By: Nick Pantaleo
The Elephant in the Room
In previous posts, Wally made compelling arguments supporting a territorial system for taxing foreign active business income. His conclusions are consistent with the 2008 recommendations of the Advisory Panel on Canada’s System of International Taxation.
So, why aren’t we there already?
Well, with respect to foreign active business income earned by foreign affiliates, we are almost there. Canada will cede taxation of such income to the source country if it has a tax treaty or tax information exchange agreement (TIEA) with that country. As PwC stated in its 2012 budget submission, with a total of 124 tax treaties and TIEAs either signed or under negotiation, isn’t it time to declare our “carrot and stick” approach a success and drop this requirement?
What about exempting capital gains on the sale of shares of foreign affiliates earning active business income? That seems to be more difficult.

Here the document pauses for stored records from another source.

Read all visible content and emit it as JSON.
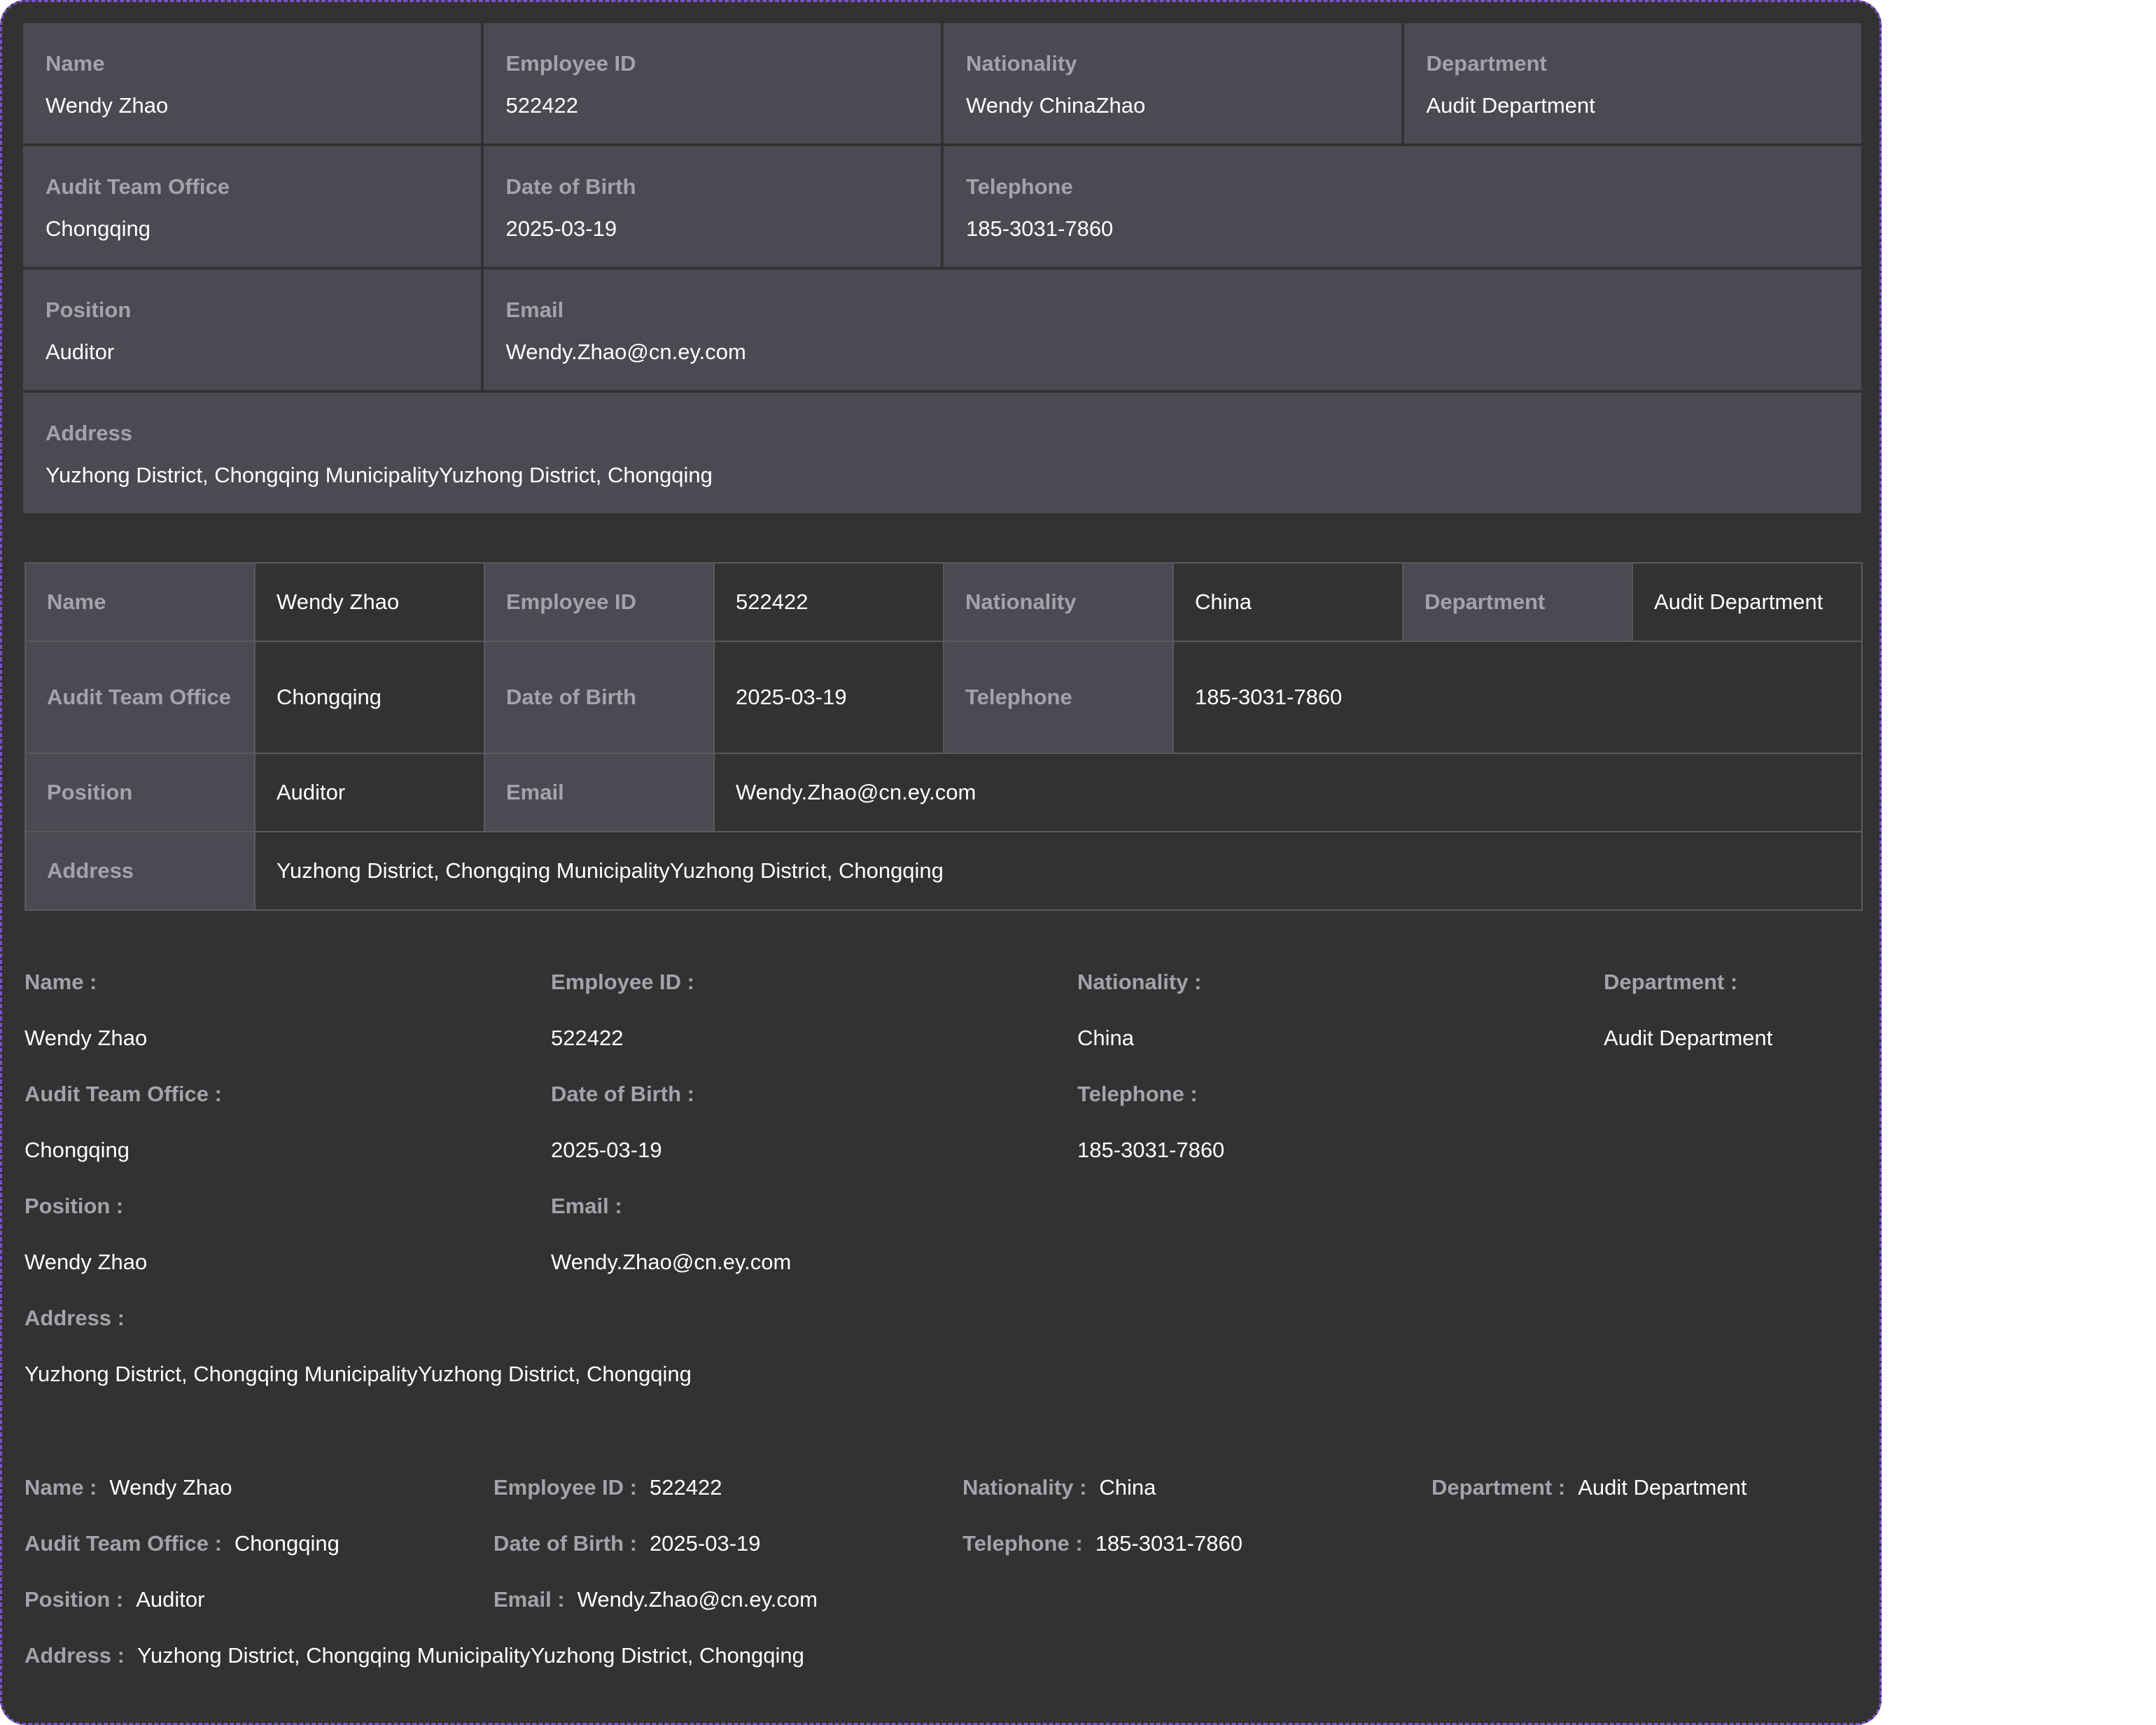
{
  "cards": {
    "name": {
      "label": "Name",
      "value": "Wendy Zhao"
    },
    "employee_id": {
      "label": "Employee ID",
      "value": "522422"
    },
    "nationality": {
      "label": "Nationality",
      "value": "Wendy ChinaZhao"
    },
    "department": {
      "label": "Department",
      "value": "Audit Department"
    },
    "audit_team_office": {
      "label": "Audit Team Office",
      "value": "Chongqing"
    },
    "date_of_birth": {
      "label": "Date of Birth",
      "value": "2025-03-19"
    },
    "telephone": {
      "label": "Telephone",
      "value": "185-3031-7860"
    },
    "position": {
      "label": "Position",
      "value": "Auditor"
    },
    "email": {
      "label": "Email",
      "value": "Wendy.Zhao@cn.ey.com"
    },
    "address": {
      "label": "Address",
      "value": "Yuzhong District, Chongqing MunicipalityYuzhong District, Chongqing"
    }
  },
  "table": {
    "name": {
      "label": "Name",
      "value": "Wendy Zhao"
    },
    "employee_id": {
      "label": "Employee ID",
      "value": "522422"
    },
    "nationality": {
      "label": "Nationality",
      "value": "China"
    },
    "department": {
      "label": "Department",
      "value": "Audit Department"
    },
    "audit_team_office": {
      "label": "Audit Team Office",
      "value": "Chongqing"
    },
    "date_of_birth": {
      "label": "Date of Birth",
      "value": "2025-03-19"
    },
    "telephone": {
      "label": "Telephone",
      "value": "185-3031-7860"
    },
    "position": {
      "label": "Position",
      "value": "Auditor"
    },
    "email": {
      "label": "Email",
      "value": "Wendy.Zhao@cn.ey.com"
    },
    "address": {
      "label": "Address",
      "value": "Yuzhong District, Chongqing MunicipalityYuzhong District, Chongqing"
    }
  },
  "vertical": {
    "name": {
      "label": "Name :",
      "value": "Wendy Zhao"
    },
    "employee_id": {
      "label": "Employee ID :",
      "value": "522422"
    },
    "nationality": {
      "label": "Nationality :",
      "value": "China"
    },
    "department": {
      "label": "Department :",
      "value": "Audit Department"
    },
    "audit_team_office": {
      "label": "Audit Team Office :",
      "value": "Chongqing"
    },
    "date_of_birth": {
      "label": "Date of Birth :",
      "value": "2025-03-19"
    },
    "telephone": {
      "label": "Telephone :",
      "value": "185-3031-7860"
    },
    "position": {
      "label": "Position :",
      "value": "Wendy Zhao"
    },
    "email": {
      "label": "Email :",
      "value": "Wendy.Zhao@cn.ey.com"
    },
    "address": {
      "label": "Address :",
      "value": "Yuzhong District, Chongqing MunicipalityYuzhong District, Chongqing"
    }
  },
  "inline": {
    "name": {
      "label": "Name :",
      "value": "Wendy Zhao"
    },
    "employee_id": {
      "label": "Employee ID :",
      "value": "522422"
    },
    "nationality": {
      "label": "Nationality :",
      "value": "China"
    },
    "department": {
      "label": "Department :",
      "value": "Audit Department"
    },
    "audit_team_office": {
      "label": "Audit Team Office :",
      "value": "Chongqing"
    },
    "date_of_birth": {
      "label": "Date of Birth :",
      "value": "2025-03-19"
    },
    "telephone": {
      "label": "Telephone :",
      "value": "185-3031-7860"
    },
    "position": {
      "label": "Position :",
      "value": "Auditor"
    },
    "email": {
      "label": "Email :",
      "value": "Wendy.Zhao@cn.ey.com"
    },
    "address": {
      "label": "Address :",
      "value": "Yuzhong District, Chongqing MunicipalityYuzhong District, Chongqing"
    }
  },
  "colors": {
    "background": "#323232",
    "label_cell": "#4a4a52",
    "label_text": "#a3a3ab",
    "value_text": "#ffffff",
    "frame_border": "#7b52c9"
  }
}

As the Advisory Panel indicated, there are technical issues to attend to, namely:
- reviewing the excluded property definition to ensure it is neither too restrictive nor too loose;
- tightening the foreign affiliate threshold;
- assessing the impact on capital dividend accounts;
- determining if a holding period is required and if so, how long; and,
- preventing dividend stripping.
These are not insurmountable hurdles, including the latter, which ostensibly means co-ordinating with section 55, something my co-writers and I, in a paper written for the 2009 Canadian Tax Foundation conference, said should be possible.
Arguably, the most difficult hurdle is justifying exempting the sale of shares of foreign affiliates while continuing to tax the sale of shares of domestic Canadian companies.

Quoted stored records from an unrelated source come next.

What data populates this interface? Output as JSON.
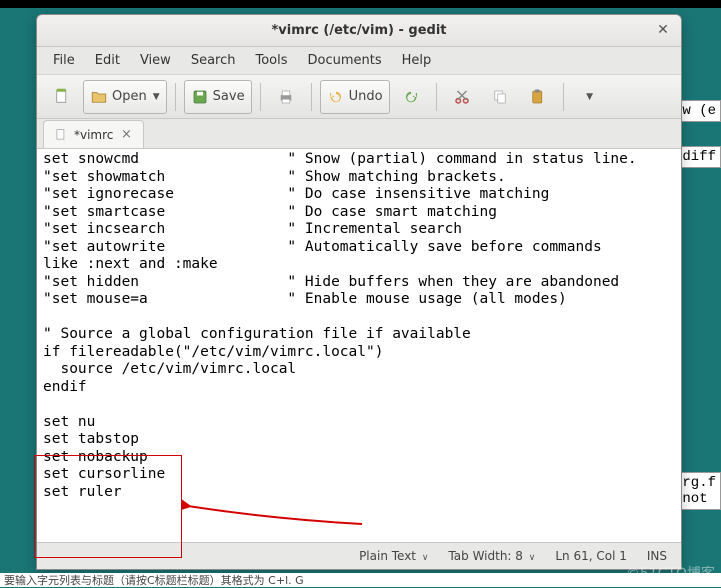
{
  "title": "*vimrc (/etc/vim) - gedit",
  "menubar": {
    "items": [
      "File",
      "Edit",
      "View",
      "Search",
      "Tools",
      "Documents",
      "Help"
    ]
  },
  "toolbar": {
    "open_label": "Open",
    "save_label": "Save",
    "undo_label": "Undo"
  },
  "tab": {
    "label": "*vimrc"
  },
  "editor_text": "set snowcmd                 \" Snow (partial) command in status line.\n\"set showmatch              \" Show matching brackets.\n\"set ignorecase             \" Do case insensitive matching\n\"set smartcase              \" Do case smart matching\n\"set incsearch              \" Incremental search\n\"set autowrite              \" Automatically save before commands\nlike :next and :make\n\"set hidden                 \" Hide buffers when they are abandoned\n\"set mouse=a                \" Enable mouse usage (all modes)\n\n\" Source a global configuration file if available\nif filereadable(\"/etc/vim/vimrc.local\")\n  source /etc/vim/vimrc.local\nendif\n\nset nu\nset tabstop\nset nobackup\nset cursorline\nset ruler\n",
  "statusbar": {
    "syntax": "Plain Text",
    "tabwidth": "Tab Width: 8",
    "position": "Ln 61, Col 1",
    "mode": "INS"
  },
  "bg_fragments": {
    "a": "w (e",
    "b": "diff",
    "c": "rg.f\nnot"
  },
  "watermark": "©51CTO博客",
  "bottom_text": "要输入字元列表与标题（请按C标题栏标题）其格式为 C+l. G"
}
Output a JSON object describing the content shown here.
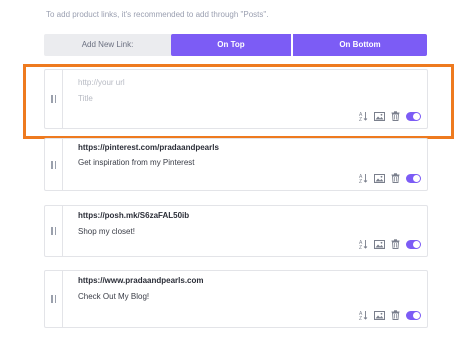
{
  "hint": "To add product links, it's recommended to add through \"Posts\".",
  "add_bar": {
    "label": "Add New Link:",
    "option_top": "On Top",
    "option_bottom": "On Bottom"
  },
  "colors": {
    "accent": "#7c5cf5",
    "highlight": "#ee7a1f"
  },
  "links": [
    {
      "url": "http://your url",
      "title": "Title",
      "placeholder": true,
      "enabled": true
    },
    {
      "url": "https://pinterest.com/pradaandpearls",
      "title": "Get inspiration from my Pinterest",
      "placeholder": false,
      "enabled": true
    },
    {
      "url": "https://posh.mk/S6zaFAL50ib",
      "title": "Shop my closet!",
      "placeholder": false,
      "enabled": true
    },
    {
      "url": "https://www.pradaandpearls.com",
      "title": "Check Out My Blog!",
      "placeholder": false,
      "enabled": true
    }
  ],
  "tool_icons": [
    "sort-az-icon",
    "image-icon",
    "trash-icon",
    "toggle-switch"
  ]
}
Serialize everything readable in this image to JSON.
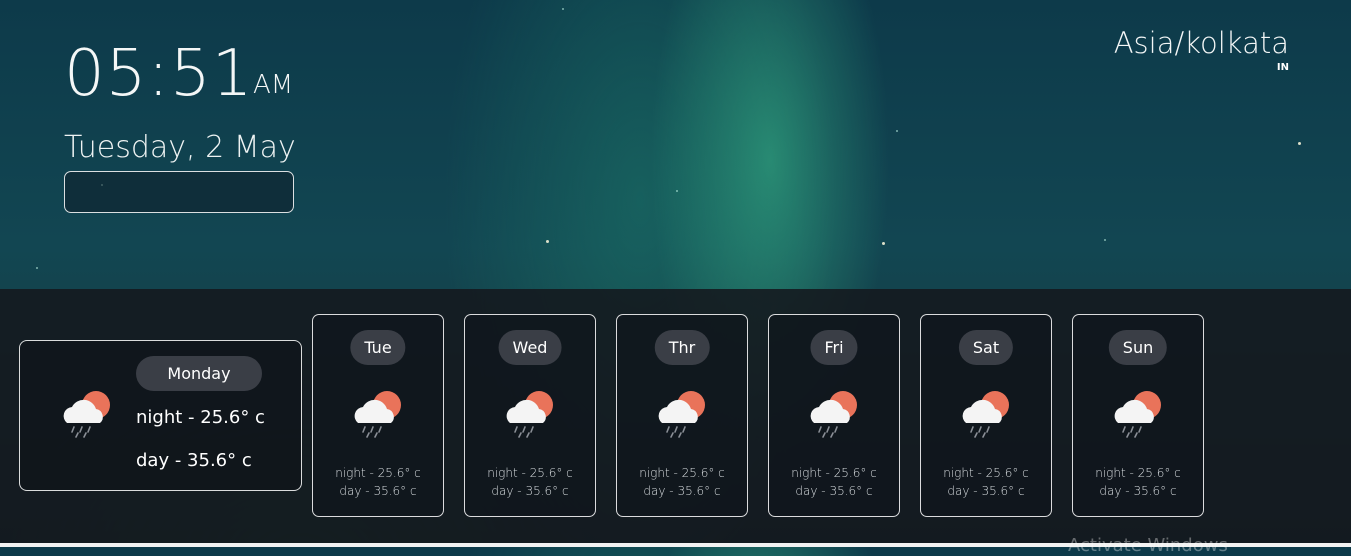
{
  "clock": {
    "time": "05:51",
    "ampm": "AM",
    "date": "Tuesday, 2 May"
  },
  "timezone": {
    "name": "Asia/kolkata",
    "code": "IN"
  },
  "today": {
    "day": "Monday",
    "night": "night - 25.6° c",
    "day_temp": "day - 35.6° c",
    "icon": "cloud-sun-rain-icon"
  },
  "forecast": [
    {
      "day": "Tue",
      "night": "night - 25.6° c",
      "day_temp": "day - 35.6° c",
      "icon": "cloud-sun-rain-icon"
    },
    {
      "day": "Wed",
      "night": "night - 25.6° c",
      "day_temp": "day - 35.6° c",
      "icon": "cloud-sun-rain-icon"
    },
    {
      "day": "Thr",
      "night": "night - 25.6° c",
      "day_temp": "day - 35.6° c",
      "icon": "cloud-sun-rain-icon"
    },
    {
      "day": "Fri",
      "night": "night - 25.6° c",
      "day_temp": "day - 35.6° c",
      "icon": "cloud-sun-rain-icon"
    },
    {
      "day": "Sat",
      "night": "night - 25.6° c",
      "day_temp": "day - 35.6° c",
      "icon": "cloud-sun-rain-icon"
    },
    {
      "day": "Sun",
      "night": "night - 25.6° c",
      "day_temp": "day - 35.6° c",
      "icon": "cloud-sun-rain-icon"
    }
  ],
  "watermark": "Activate Windows",
  "colors": {
    "sun": "#e9735a",
    "cloud": "#f4f4f4",
    "pill": "#3a3e46"
  }
}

First, let’s remember that we are not talking about exempting shareholdings that represent passive investments or investments in non-active foreign affiliates. Also, with the recent changes to the definition of taxable Canadian property, in many cases non-residents are not even subject to Canadian tax on the sale of Canadian companies – and that is a good thing for Canadian investment and it is consistent with international norms.

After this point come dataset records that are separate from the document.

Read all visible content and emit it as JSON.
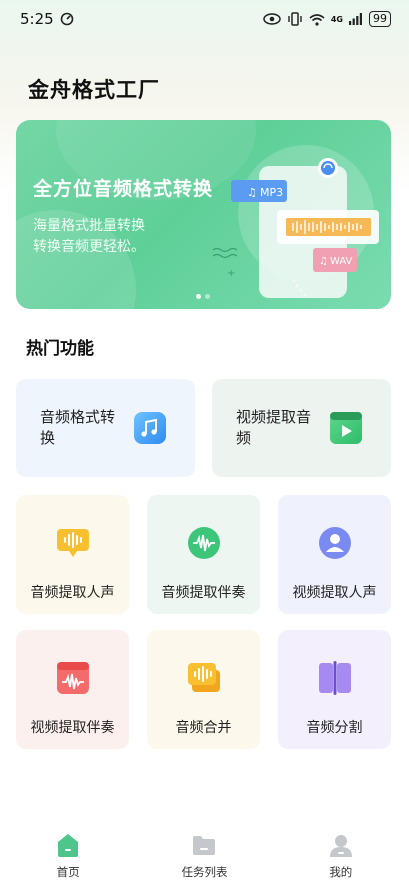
{
  "status_bar": {
    "time": "5:25",
    "signal": "4G",
    "battery": "99"
  },
  "app_title": "金舟格式工厂",
  "banner": {
    "title": "全方位音频格式转换",
    "subtitle_line1": "海量格式批量转换",
    "subtitle_line2": "转换音频更轻松。",
    "tag_mp3": "MP3",
    "tag_wav": "WAV"
  },
  "section_title": "热门功能",
  "big_features": [
    {
      "label": "音频格式转换",
      "icon": "music-note-icon"
    },
    {
      "label": "视频提取音频",
      "icon": "video-play-icon"
    }
  ],
  "small_features": [
    {
      "label": "音频提取人声",
      "icon": "voice-wave-icon"
    },
    {
      "label": "音频提取伴奏",
      "icon": "accompaniment-wave-icon"
    },
    {
      "label": "视频提取人声",
      "icon": "person-icon"
    },
    {
      "label": "视频提取伴奏",
      "icon": "video-wave-icon"
    },
    {
      "label": "音频合并",
      "icon": "merge-icon"
    },
    {
      "label": "音频分割",
      "icon": "split-icon"
    }
  ],
  "colors": {
    "accent": "#5fcf98",
    "nav_active": "#4fc58b"
  },
  "bottom_nav": [
    {
      "label": "首页",
      "icon": "home-icon",
      "active": true
    },
    {
      "label": "任务列表",
      "icon": "folder-icon",
      "active": false
    },
    {
      "label": "我的",
      "icon": "profile-icon",
      "active": false
    }
  ]
}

But, will exempting the sale of shares of foreign affiliates be an incentive for Canadian companies to make foreign rather than Canadian investments? If that is true, why have we been prepared for so many years to exempt foreign active business income? Because, as the Advisory Panel revealed, studies show that outbound investment generates positive benefits for the Canadian economy.
Moreover, in 30 years of advising a number of Canadian companies, I have never heard of a CEO passing on an opportunity to make a foreign investment because a future sale of that investment would be taxable in Canada. In other words, Canadian companies invest offshore when it makes sense to do so – no one is holding back waiting for Canada to adopt a full exemption system.
So, what is real problem? Is it that old elephant in the room – interest deductibility?
It could be that the continued taxation of the sale of shares of foreign affiliates is intended to be the toll charge Canadian companies must pay to deduct interest on funds borrowed to invest in foreign affiliates. This might explain the need for the recent proposals dealing with upstream loans and the requirement to track a third surplus account.
At the very least, the recent proposals suggest that the government is not close to exempting sale of shares of foreign affiliates.